In this week’s Saturday Seminar, scholars examine challenges surrounding the H-2A and H-2B programs and provide recommendations to improve them.
- In a brief for the Migration Policy Institute, Julia Gelatt argues that the executive branch should use existing migration pathways to fill certain labor market vacancies. To this end, Gelatt recommends promoting H-2A and H-2B visa use by Central Americans. She suggests that these temporary work visas could address labor shortages in the United States and bolster economic development in Central America. In particular, Gellatt notes that because the H-2A program does not have an annual numerical cap, it could enable significant numbers of Central Americans to work in the United States, opening labor pathways and meeting U.S. employer needs.
- In a Congressional Research Service report, Andorra Bruno notes that the H-2A and H-2B programs attempt to achieve two goals simultaneously: respond to “legitimate employer needs for temporary labor” and “provide adequate protections” for workers. Bruno observes that many policymakers argue that the H-2 programs fail on both fronts. She outlines lingering policy questions and considerations about the programs, including congressional debates surrounding the dairy industry’s exclusion from the H-2A program. Bruno also highlights legislative efforts to increase the statutory cap on H-2B visas.
- A recent White House report details the H-2B Worker Protection Task Force’s plans to improve the H-2B program. The Task Force announced new efforts to protect H-2B workers in labor disputes. In particular, the Task Force noted that foreign workers will not suffer adverse immigration consequences if labor disputes lead them to remain in the United States beyond their visa expiration date. The Task Force also discussed new data-based initiatives to combat employment discrimination against H-2B workers.

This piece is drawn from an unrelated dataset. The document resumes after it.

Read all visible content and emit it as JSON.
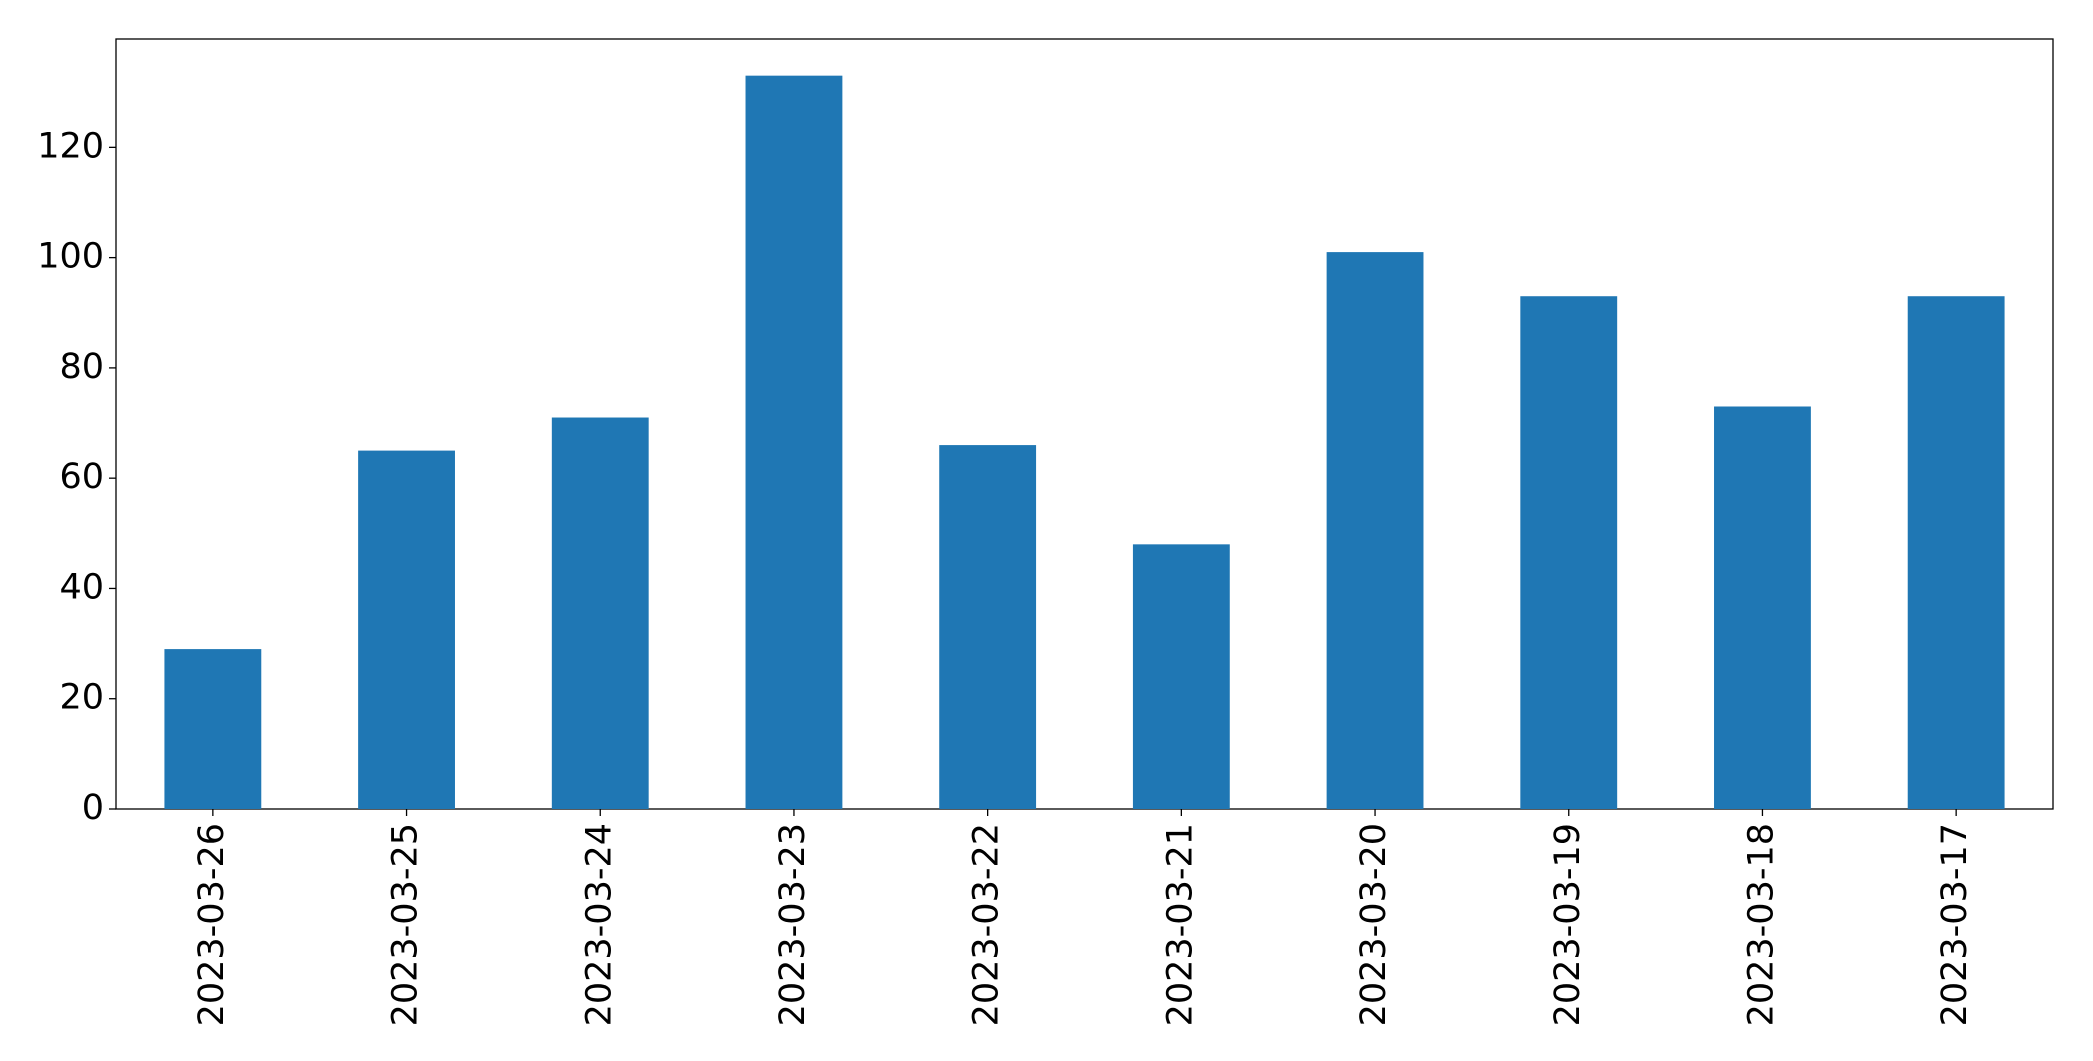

- In a report, Daniel Costa of the Economic Policy Institute argues that the Biden Administration should create new rules to protect H-2B workers from lawbreaking employers. Costa claims that wage theft pervades the H-2B program, citing Labor Department data suggesting that employers have withheld at least $1.8 billion from H-2B workers over the last two decades. Costa argues that the Biden Administration should ban companies that violate H-2B requirements from participating in the program in the future and require companies to report their employment plans before hiring H-2B workers.

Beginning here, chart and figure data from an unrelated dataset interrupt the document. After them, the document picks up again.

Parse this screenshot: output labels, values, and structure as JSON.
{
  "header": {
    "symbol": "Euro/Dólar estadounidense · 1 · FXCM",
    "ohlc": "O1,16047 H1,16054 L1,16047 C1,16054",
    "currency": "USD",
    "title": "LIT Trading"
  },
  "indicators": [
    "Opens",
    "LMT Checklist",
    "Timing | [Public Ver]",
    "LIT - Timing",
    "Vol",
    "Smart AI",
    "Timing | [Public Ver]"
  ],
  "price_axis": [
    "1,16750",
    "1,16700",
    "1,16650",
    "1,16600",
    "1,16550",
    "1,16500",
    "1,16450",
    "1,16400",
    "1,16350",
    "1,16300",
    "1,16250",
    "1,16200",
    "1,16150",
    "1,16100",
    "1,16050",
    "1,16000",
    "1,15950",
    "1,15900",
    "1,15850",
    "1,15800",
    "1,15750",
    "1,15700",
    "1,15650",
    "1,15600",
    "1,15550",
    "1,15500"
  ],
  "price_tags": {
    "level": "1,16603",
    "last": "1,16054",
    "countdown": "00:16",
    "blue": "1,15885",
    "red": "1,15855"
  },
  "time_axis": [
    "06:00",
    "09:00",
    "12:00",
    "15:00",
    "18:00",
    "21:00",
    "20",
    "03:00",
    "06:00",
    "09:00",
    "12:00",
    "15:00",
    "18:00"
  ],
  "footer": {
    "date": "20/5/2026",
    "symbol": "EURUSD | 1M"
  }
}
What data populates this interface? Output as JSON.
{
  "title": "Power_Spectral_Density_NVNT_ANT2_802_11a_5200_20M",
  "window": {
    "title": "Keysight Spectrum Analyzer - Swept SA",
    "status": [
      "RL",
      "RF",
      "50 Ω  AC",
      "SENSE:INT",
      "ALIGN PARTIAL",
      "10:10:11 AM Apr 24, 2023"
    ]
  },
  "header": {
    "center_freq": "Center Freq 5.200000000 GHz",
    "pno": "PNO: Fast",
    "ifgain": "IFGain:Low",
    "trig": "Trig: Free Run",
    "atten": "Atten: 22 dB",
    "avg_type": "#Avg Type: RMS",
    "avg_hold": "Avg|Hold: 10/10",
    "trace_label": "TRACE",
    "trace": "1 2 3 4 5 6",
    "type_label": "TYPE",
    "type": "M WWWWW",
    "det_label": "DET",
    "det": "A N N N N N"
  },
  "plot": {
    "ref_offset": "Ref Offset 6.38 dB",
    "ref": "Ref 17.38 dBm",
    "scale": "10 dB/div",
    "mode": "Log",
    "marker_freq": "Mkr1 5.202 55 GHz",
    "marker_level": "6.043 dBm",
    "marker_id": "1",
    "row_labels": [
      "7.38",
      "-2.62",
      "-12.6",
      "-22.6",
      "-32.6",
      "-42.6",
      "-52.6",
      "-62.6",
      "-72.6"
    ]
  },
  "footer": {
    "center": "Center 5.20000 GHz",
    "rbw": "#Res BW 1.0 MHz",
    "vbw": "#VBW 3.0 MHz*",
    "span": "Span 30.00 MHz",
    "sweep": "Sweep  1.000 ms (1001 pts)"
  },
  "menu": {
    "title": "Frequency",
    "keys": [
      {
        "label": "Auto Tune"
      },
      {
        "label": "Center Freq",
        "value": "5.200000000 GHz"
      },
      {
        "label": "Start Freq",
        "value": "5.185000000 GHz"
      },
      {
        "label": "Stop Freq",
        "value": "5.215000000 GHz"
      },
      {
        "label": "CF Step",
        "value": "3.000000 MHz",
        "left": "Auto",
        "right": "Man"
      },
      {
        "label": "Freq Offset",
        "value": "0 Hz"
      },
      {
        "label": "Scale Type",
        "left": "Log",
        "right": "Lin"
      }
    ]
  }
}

- Congress and the Biden Administration should raise or remove the annual cap on H-2B visas, argues David J. Bier in an article for the CATO Institute. Bier notes that the current cap on H-2B visas does not match the demand for H-2B workers. He argues that this excess demand leaves jobs unfilled and encourages unauthorized employment. Bier also contends that complicated and expensive H-2B requirements deter employers who would otherwise hire H-2B workers. Accordingly, Bier recommends streamlining the H-2B application process.

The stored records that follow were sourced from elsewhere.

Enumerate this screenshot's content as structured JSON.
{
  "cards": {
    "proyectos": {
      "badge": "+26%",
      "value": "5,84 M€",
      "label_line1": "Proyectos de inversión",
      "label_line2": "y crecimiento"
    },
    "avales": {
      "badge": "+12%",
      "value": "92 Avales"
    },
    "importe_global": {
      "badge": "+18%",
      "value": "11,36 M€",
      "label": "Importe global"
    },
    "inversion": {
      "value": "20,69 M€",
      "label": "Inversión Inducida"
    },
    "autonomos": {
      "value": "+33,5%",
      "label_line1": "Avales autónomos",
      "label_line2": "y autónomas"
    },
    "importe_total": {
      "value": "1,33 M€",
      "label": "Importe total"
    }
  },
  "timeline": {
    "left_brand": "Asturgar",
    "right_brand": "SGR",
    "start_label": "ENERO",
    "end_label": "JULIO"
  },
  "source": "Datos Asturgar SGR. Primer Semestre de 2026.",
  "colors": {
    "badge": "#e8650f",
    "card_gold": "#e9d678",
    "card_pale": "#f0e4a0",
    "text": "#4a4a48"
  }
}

- In an article published in the Agricultural and Resources Economics Review, Skyler Mark Simnitt of the U.S. Department of Agriculture and Gulcan Onel of the University of Florida examine differences in hourly earnings between citrus harvest workers in Florida who hold H-2A visas and undocumented workers without work authorization. Simnitt and Onel find that H-2A workers earned between 18 percent and 23 percent higher hourly wages. The authors observe that shortages in the agricultural sector drive demand for H-2A visas. Although the costs of employing H-2A visa holders may be higher, Simnitt and Onel contend that employing more H-2A visa holders may yield other benefits for citrus farms, such as a more stable workforce.
The Saturday Seminar is a weekly feature that aims to put into written form the kind of content that would be conveyed in a live seminar involving regulatory experts. Each week, The Regulatory Review publishes a brief overview of a selected regulatory topic and then distills recent research and scholarly writing on that topic.